I have 3 wireless desktops running Windows XP Pro SP2 connected to my WRT54GS Linksys router. They all have static IPs so that I can use the port forwarding feature. Each computer runs a batch file at login which sets static arp entries to protect against arp spoofing.

Once or twice a day though, the desktops will lose their wireless connection for a few seconds but reconnect right away. The problem is that at each connection loss, the arp table gets flushed and the static entries are gone. Is there a way to:

A) disable the flushing of the arp table when the connection is dropped? OR

B) have Windows XP add the static entries back to the arp table automatically on reconnect?

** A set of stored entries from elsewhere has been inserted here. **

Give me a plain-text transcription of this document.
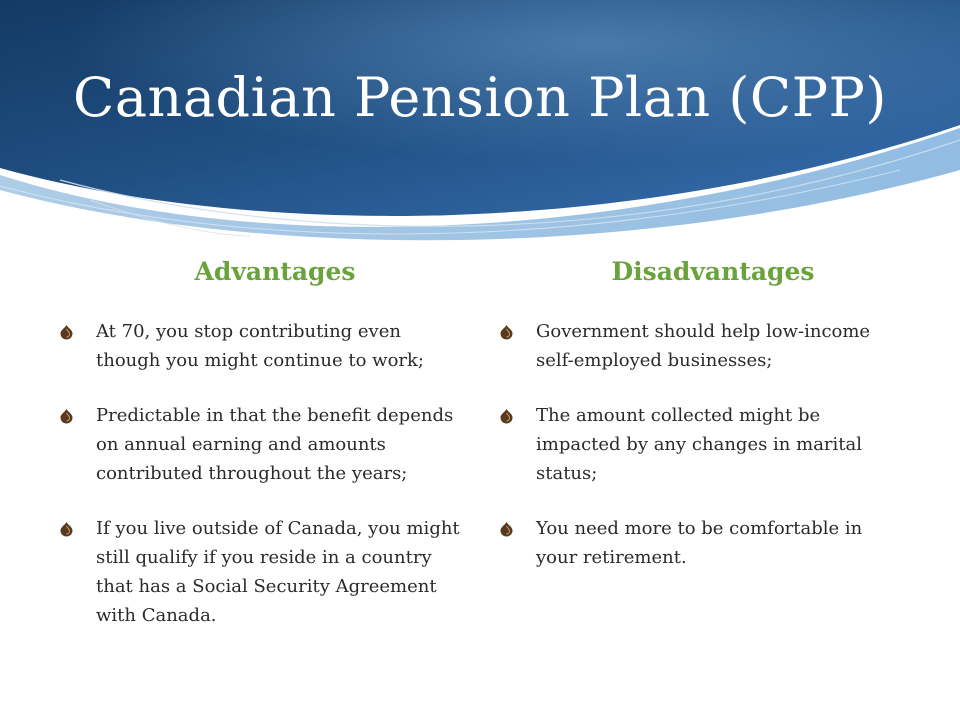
Canadian Pension Plan (CPP)
Advantages
At 70, you stop contributing even though you might continue to work;
Predictable in that the benefit depends on annual earning and amounts contributed throughout the years;
If you live outside of Canada, you might still qualify if you reside in a country that has a Social Security Agreement with Canada.
Disadvantages
Government should help low-income self-employed businesses;
The amount collected might be impacted by any changes in marital status;
You need more to be comfortable in your retirement.
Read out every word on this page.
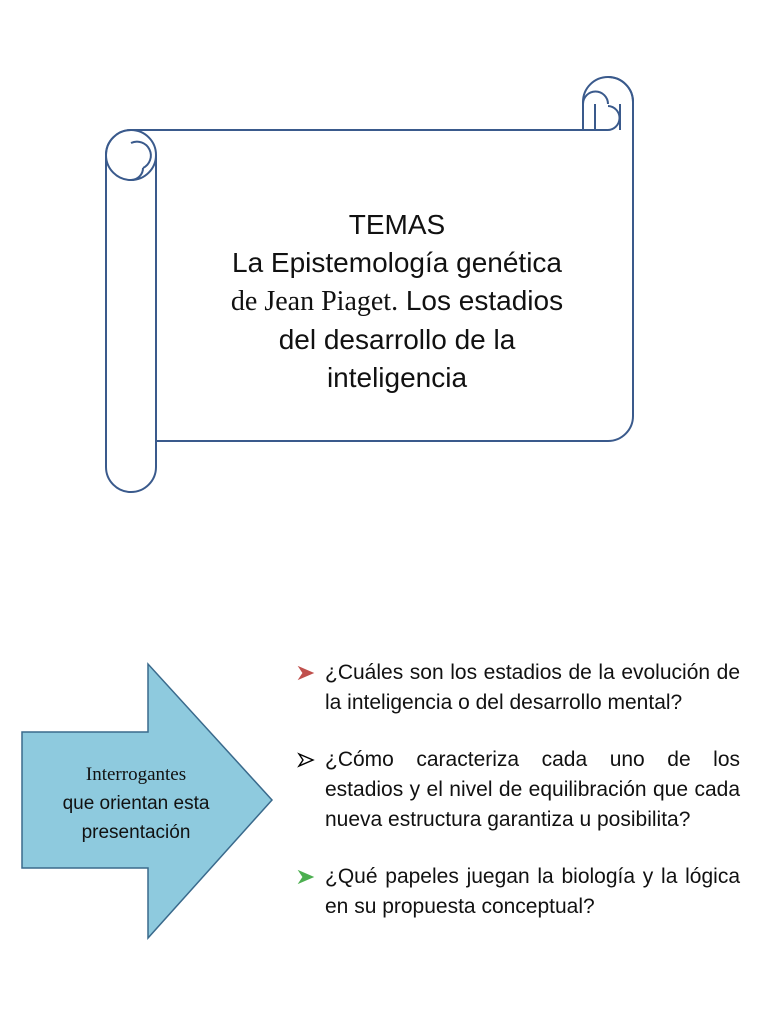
TEMAS
La Epistemología genética
de Jean Piaget. Los estadios
del desarrollo de la
inteligencia
Interrogantes
que orientan esta
presentación

¿Cuáles son los estadios de la evolución de la inteligencia o del desarrollo mental?

¿Cómo caracteriza cada uno de los estadios y el nivel de equilibración que cada nueva estructura garantiza u posibilita?

¿Qué papeles juegan la biología y la lógica en su propuesta conceptual?
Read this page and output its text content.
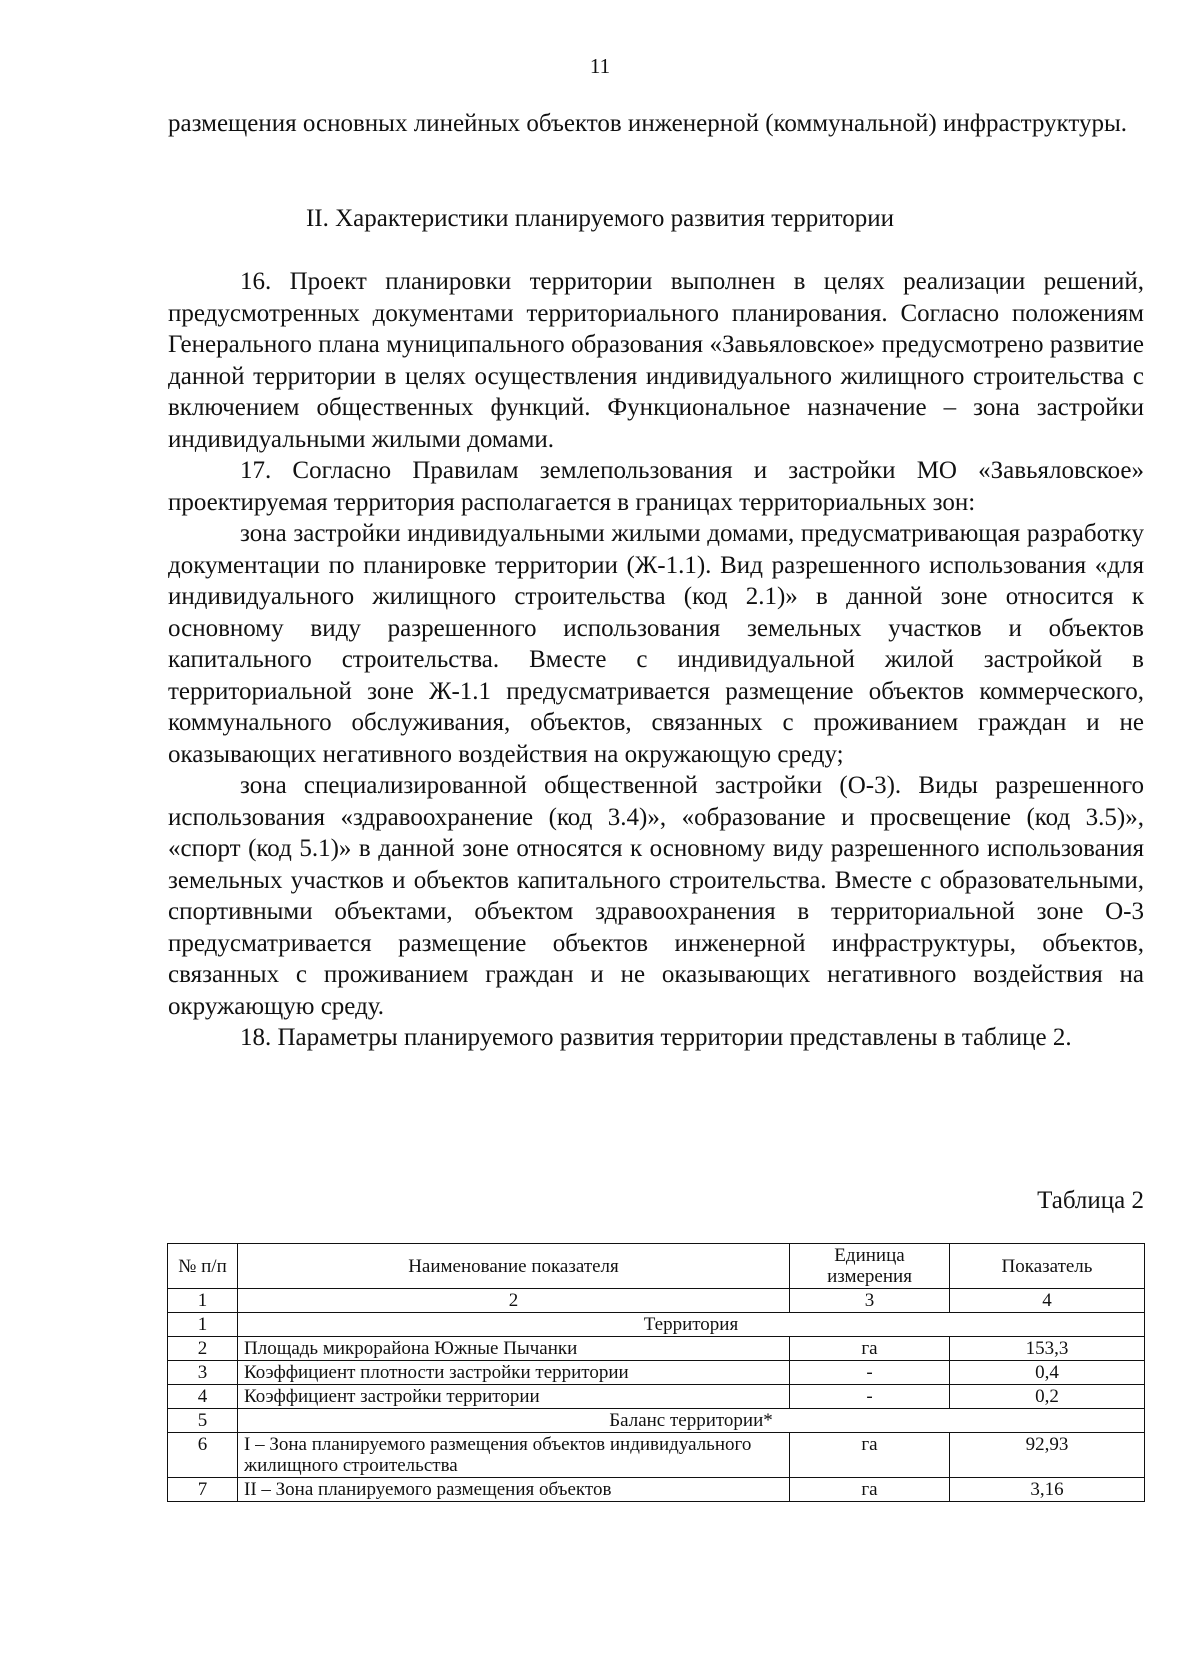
11

размещения основных линейных объектов инженерной (коммунальной) инфраструктуры.

II. Характеристики планируемого развития территории

16. Проект планировки территории выполнен в целях реализации решений, предусмотренных документами территориального планирования. Согласно положениям Генерального плана муниципального образования «Завьяловское» предусмотрено развитие данной территории в целях осуществления индивидуального жилищного строительства с включением общественных функций. Функциональное назначение – зона застройки индивидуальными жилыми домами.

17. Согласно Правилам землепользования и застройки МО «Завьяловское» проектируемая территория располагается в границах территориальных зон:

зона застройки индивидуальными жилыми домами, предусматривающая разработку документации по планировке территории (Ж-1.1). Вид разрешенного использования «для индивидуального жилищного строительства (код 2.1)» в данной зоне относится к основному виду разрешенного использования земельных участков и объектов капитального строительства. Вместе с индивидуальной жилой застройкой в территориальной зоне Ж-1.1 предусматривается размещение объектов коммерческого, коммунального обслуживания, объектов, связанных с проживанием граждан и не оказывающих негативного воздействия на окружающую среду;

зона специализированной общественной застройки (О-3). Виды разрешенного использования «здравоохранение (код 3.4)», «образование и просвещение (код 3.5)», «спорт (код 5.1)» в данной зоне относятся к основному виду разрешенного использования земельных участков и объектов капитального строительства. Вместе с образовательными, спортивными объектами, объектом здравоохранения в территориальной зоне О-3 предусматривается размещение объектов инженерной инфраструктуры, объектов, связанных с проживанием граждан и не оказывающих негативного воздействия на окружающую среду.

18. Параметры планируемого развития территории представлены в таблице 2.

Таблица 2
№ п/п	Наименование показателя	Единица измерения	Показатель
1	2	3	4
1	Территория		
2	Площадь микрорайона Южные Пычанки	га	153,3
3	Коэффициент плотности застройки территории	-	0,4
4	Коэффициент застройки территории	-	0,2
5	Баланс территории*		
6	I – Зона планируемого размещения объектов индивидуального жилищного строительства	га	92,93
7	II – Зона планируемого размещения объектов	га	3,16
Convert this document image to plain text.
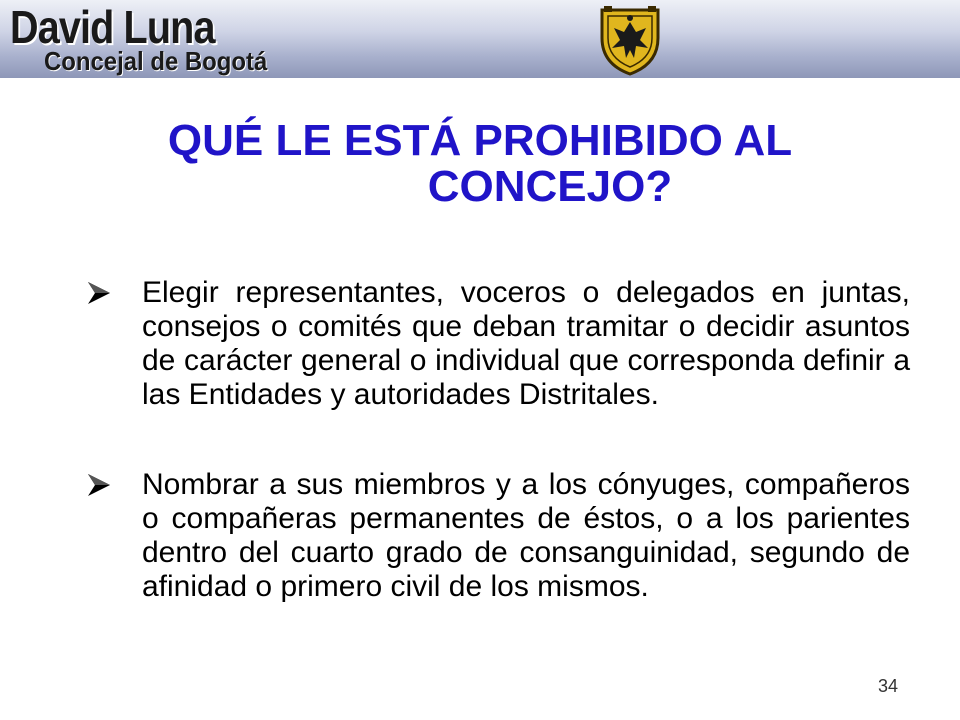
David Luna
Concejal de Bogotá
QUÉ LE ESTÁ PROHIBIDO AL

CONCEJO?
Elegir representantes, voceros o delegados en juntas, consejos o comités que deban tramitar o decidir asuntos de carácter general o individual que corresponda definir a las Entidades y autoridades Distritales.
Nombrar a sus miembros y a los cónyuges, compañeros o compañeras permanentes de éstos, o a los parientes dentro del cuarto grado de consanguinidad, segundo de afinidad o primero civil de los mismos.
34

I already know how to manually add the arp entries back to the table with arp -s. What I need is a way for Windows to continue to use the arp entries that I trust without manual intervention.

.

Interesting problem. I have a few questions. I was very curious as to where in the network topology these workstations are located and why you are so concerned about ARP spoofing. Is the environment that hostile?

I guess the first obvious direction would be to determine why the workstations were getting dropped as that has to be annoying regardless of the ARP table being flushed. Is there a signal strength problem that creates the right conditions for drops. I am sure you have checked all these out already, but it in reality is the only way to simply resolve the problem.

The ARP protocol is setup that way and is used by all OS's I know of to work as you have determined. It would IMO more problematic if you disabled that feature.

I am not fluent enough in scripting to determine the trigger that could be used to run a batch file when the connection was reset.

I also have one other thought and that is kind of a workaround and not a solution. I have used ARPwatch as a indicator to if and when any changes where made to an ARP table. Until a better solution is found using this in conjunction might allow you to react to any ARP spoofing attempt in a timely fashion.

http://www.securityfocus.com/tools/142

I was very curious as to where in the network topology these workstations are located and why you are so concerned about ARP spoofing. Is the environment that hostile?
The three desktops are on the same subnet (192.168.8.50, 192.168.8.51, 192.168.8.52) and connected directly to the WLAN of a WRT54GS router (192.168.8.1). I've enabled WPA-PSK AES and Wireless MAC Filter. I've also disabled Wireless Access to the router's interface.

Using Network Stumbler I detected 28 other WLANs that have strong enough signals for the three desktops to connect to. If I can detect them, then lots of people in my neighbourhood can detect my WLAN. Maybe I'm being paranoid but I figured that hardening my WLAN against arp spoofing was a prudent thing to do.

I guess the first obvious direction would be to determine why the workstations were getting dropped as that has to be annoying regardless of the ARP table being flushed. Is there a signal strength problem that creates the right conditions for drops.
Actually except for this ARP issue no one has complained about the connection drops since they happen so infrequently. It also helps that they only last a few seconds and the desktops always reestablish the connection without user intervention. I did look into it for awhile but could not find any pattern or reason for the connection loss. The signal is definitely strong enough.

I also have one other thought and that is kind of a workaround and not a solution. I have used ARPwatch as a indicator to if and when any changes where made to an ARP table.
ARPwatch is definitely helpful. I'm still hoping to find a solution to this problem since no one else in the office has any technical knowledge and would not have any idea what to do with ARPwatch if I'm not present.